Health Service Provider:

  1. shall abide by the Indian Medical Council (Professional conduct, Etiquette and Ethics) Regulations, 2002 and other applicable laws to medical profession I India

  2. shall ensure that it has the requisite ​qualification recognized by Medical Council of India and registered with Medical Council of India/State Medical Council (s) is allowed to practice as per the applicable laws in India

  3. shall be liable to protect patient/customers privacy and confidentiality including any medical information or data provided by the Company’s customers.

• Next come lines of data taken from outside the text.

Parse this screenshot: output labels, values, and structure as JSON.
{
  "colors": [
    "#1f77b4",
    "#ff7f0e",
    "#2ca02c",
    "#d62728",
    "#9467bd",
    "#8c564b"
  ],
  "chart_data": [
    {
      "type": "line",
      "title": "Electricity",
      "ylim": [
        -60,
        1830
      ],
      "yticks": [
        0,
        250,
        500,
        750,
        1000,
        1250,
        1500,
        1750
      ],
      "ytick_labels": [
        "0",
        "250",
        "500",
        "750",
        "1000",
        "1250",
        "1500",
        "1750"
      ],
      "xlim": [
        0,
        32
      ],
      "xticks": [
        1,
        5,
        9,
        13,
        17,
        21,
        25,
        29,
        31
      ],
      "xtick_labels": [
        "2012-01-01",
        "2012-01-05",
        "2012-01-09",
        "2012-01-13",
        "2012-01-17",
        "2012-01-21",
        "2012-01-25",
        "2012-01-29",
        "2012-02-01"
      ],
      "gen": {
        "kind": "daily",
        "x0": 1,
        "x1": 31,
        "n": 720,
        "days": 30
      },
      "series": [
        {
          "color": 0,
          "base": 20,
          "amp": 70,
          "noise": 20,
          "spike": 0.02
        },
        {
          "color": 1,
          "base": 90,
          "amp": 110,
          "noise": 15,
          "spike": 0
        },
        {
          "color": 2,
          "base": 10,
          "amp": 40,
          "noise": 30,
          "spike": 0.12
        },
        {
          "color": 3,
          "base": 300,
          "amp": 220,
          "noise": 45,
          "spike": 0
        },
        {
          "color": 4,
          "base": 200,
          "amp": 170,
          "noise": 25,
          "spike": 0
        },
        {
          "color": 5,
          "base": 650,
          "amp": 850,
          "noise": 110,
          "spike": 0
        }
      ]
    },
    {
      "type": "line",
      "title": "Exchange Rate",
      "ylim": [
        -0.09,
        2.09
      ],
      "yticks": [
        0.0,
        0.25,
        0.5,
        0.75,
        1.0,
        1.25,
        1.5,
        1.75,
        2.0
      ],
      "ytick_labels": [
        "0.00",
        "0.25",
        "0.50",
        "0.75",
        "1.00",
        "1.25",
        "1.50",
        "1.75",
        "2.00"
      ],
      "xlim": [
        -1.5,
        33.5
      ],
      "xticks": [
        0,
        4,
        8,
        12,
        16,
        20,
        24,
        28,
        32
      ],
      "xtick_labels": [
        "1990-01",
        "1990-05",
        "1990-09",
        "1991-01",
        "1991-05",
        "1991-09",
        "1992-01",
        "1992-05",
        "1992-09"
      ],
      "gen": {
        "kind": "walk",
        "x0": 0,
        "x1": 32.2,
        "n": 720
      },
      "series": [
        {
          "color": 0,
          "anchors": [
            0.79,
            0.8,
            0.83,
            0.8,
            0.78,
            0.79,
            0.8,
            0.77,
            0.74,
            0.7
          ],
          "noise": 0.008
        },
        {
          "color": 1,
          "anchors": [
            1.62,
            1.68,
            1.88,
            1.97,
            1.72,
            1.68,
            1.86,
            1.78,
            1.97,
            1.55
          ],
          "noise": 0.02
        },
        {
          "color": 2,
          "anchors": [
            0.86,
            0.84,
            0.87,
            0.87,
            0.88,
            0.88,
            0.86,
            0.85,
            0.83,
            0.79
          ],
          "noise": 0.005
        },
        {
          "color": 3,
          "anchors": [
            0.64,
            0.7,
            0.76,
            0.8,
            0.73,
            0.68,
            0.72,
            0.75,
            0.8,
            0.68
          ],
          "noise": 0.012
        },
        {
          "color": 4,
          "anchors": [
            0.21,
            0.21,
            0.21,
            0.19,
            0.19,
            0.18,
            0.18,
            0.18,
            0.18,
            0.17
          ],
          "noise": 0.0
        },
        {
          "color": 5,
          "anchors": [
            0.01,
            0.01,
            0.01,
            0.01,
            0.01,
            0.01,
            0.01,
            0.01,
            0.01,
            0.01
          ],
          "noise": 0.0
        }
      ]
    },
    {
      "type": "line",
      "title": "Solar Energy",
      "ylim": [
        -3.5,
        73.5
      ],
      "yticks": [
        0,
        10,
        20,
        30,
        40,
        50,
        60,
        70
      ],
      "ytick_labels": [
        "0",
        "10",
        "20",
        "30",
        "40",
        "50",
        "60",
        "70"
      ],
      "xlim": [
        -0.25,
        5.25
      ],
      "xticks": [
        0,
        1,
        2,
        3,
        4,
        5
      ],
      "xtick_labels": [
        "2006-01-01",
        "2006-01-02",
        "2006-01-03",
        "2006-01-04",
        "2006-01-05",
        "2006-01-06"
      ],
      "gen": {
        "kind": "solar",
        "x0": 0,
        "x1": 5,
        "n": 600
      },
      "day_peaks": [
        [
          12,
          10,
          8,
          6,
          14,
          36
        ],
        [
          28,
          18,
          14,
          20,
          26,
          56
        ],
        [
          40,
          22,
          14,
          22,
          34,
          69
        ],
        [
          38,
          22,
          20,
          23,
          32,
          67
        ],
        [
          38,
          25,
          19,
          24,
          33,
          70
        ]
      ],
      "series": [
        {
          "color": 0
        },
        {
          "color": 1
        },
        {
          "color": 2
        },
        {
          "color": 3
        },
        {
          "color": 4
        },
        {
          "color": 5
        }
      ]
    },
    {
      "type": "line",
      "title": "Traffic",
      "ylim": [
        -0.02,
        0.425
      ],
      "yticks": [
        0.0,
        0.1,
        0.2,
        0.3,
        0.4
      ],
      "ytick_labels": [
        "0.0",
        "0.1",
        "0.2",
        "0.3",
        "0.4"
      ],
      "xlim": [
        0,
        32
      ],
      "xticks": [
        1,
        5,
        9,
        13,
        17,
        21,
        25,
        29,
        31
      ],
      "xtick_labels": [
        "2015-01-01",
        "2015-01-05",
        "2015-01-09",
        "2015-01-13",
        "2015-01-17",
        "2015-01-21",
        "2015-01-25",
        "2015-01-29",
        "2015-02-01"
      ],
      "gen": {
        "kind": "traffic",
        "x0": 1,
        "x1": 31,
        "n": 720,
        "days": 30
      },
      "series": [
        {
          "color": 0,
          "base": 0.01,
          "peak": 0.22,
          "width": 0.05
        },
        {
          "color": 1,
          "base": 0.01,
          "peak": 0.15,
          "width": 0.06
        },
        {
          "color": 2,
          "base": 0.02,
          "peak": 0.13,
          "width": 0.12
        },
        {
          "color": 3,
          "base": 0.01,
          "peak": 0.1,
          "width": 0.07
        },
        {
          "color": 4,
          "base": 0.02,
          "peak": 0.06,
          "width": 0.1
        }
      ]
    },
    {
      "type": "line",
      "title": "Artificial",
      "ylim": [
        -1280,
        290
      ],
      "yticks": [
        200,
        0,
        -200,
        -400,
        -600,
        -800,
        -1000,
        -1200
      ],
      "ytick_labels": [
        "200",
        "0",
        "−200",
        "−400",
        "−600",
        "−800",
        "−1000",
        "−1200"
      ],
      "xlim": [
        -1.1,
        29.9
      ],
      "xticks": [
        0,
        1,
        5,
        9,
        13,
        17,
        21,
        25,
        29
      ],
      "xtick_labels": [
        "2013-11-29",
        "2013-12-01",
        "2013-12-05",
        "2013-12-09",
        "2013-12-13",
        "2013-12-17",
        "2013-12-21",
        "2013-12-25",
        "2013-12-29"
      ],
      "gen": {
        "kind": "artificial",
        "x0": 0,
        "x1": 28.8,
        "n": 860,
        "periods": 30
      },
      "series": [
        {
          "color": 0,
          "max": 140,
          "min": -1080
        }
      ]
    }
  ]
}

  4. who participate in telemedicine/online consultation shall ensure and maintain an ethical responsibility to uphold fundamental fiduciary obligations by disclosing any financial or other interests it has in the telemedicine/online consultation application or service and shall immediately disclose it to the Company so that Company can appropriate steps to manage or eliminate conflicts of interests

  5. who provide clinical services and/or underwriting decision for health and other insurances, through telemedicine must uphold the standards of professionalism as are applicable in in-person interactions and follow appropriate ethical guidelines and practices as per medical laws applicable in India

  6. should be responsible in understanding the ​current medical condition, the past-history, the social history, severity of existing diseases, complications and current management line of prospective and current customers for health and other insurances.

  7. shall be prudent in carrying out a diagnostic evaluation or prescribing medication by:

    • Establishing the patient’s identity

    • Confirming that telemedicine services are appropriate for that patient’s individual situation and medical needs

    • Evaluating the indication, appropriateness and safety of any prescription in keeping with best

    • practice guidelines and any formulary limitations that apply to the electronic interaction

    • Documenting the clinical evaluation and prescription

  8. shall attend mandatory in-house training programs that may be conducted by the Company from time to time. This may require the Health Service Provider to undergo web-based and other training programs. Company shall have the right to regularly and monitor and the quality of work/service performed by the Health Service Provide.

  9. shall maintain all patient related records in an electronic manner in accordance with provisions laid down by the Medical Council of India and in addition, in the form and manner as instructed by the Company.

  10. shall keep itself up to date with the developments in medical profession and studies,new drugs, treatments and medications, including complementary medicine etc.

  11. shall at all times maintain a professional appearance and attitude while rendeing medical and health care services.

  12. shall ensure clear and prompt communication in its dealing with Company’s customers.

  13. shall act in utmost good faith and exercise due care, diligence and personal and professional integrity in the performance of their duties and responsibilities as medical practitioner and shall in no event compromise with their independence of judgment

  14. shall not exploit for their own personal gain, opportunities that are discovered through use of corporate property information

Declaration:

This is to confirm that we have understood the contents of Company’s Code of Conduct for Health Service Provider and the same has been explained and understood by us. We agree and undertake that in performance of our obligations under this agreement with Company we shall including but not limited to our officers, directors, employees, agents, consultants or representatives, etc., shall be required to adhere to the requirements of this acknowledgement.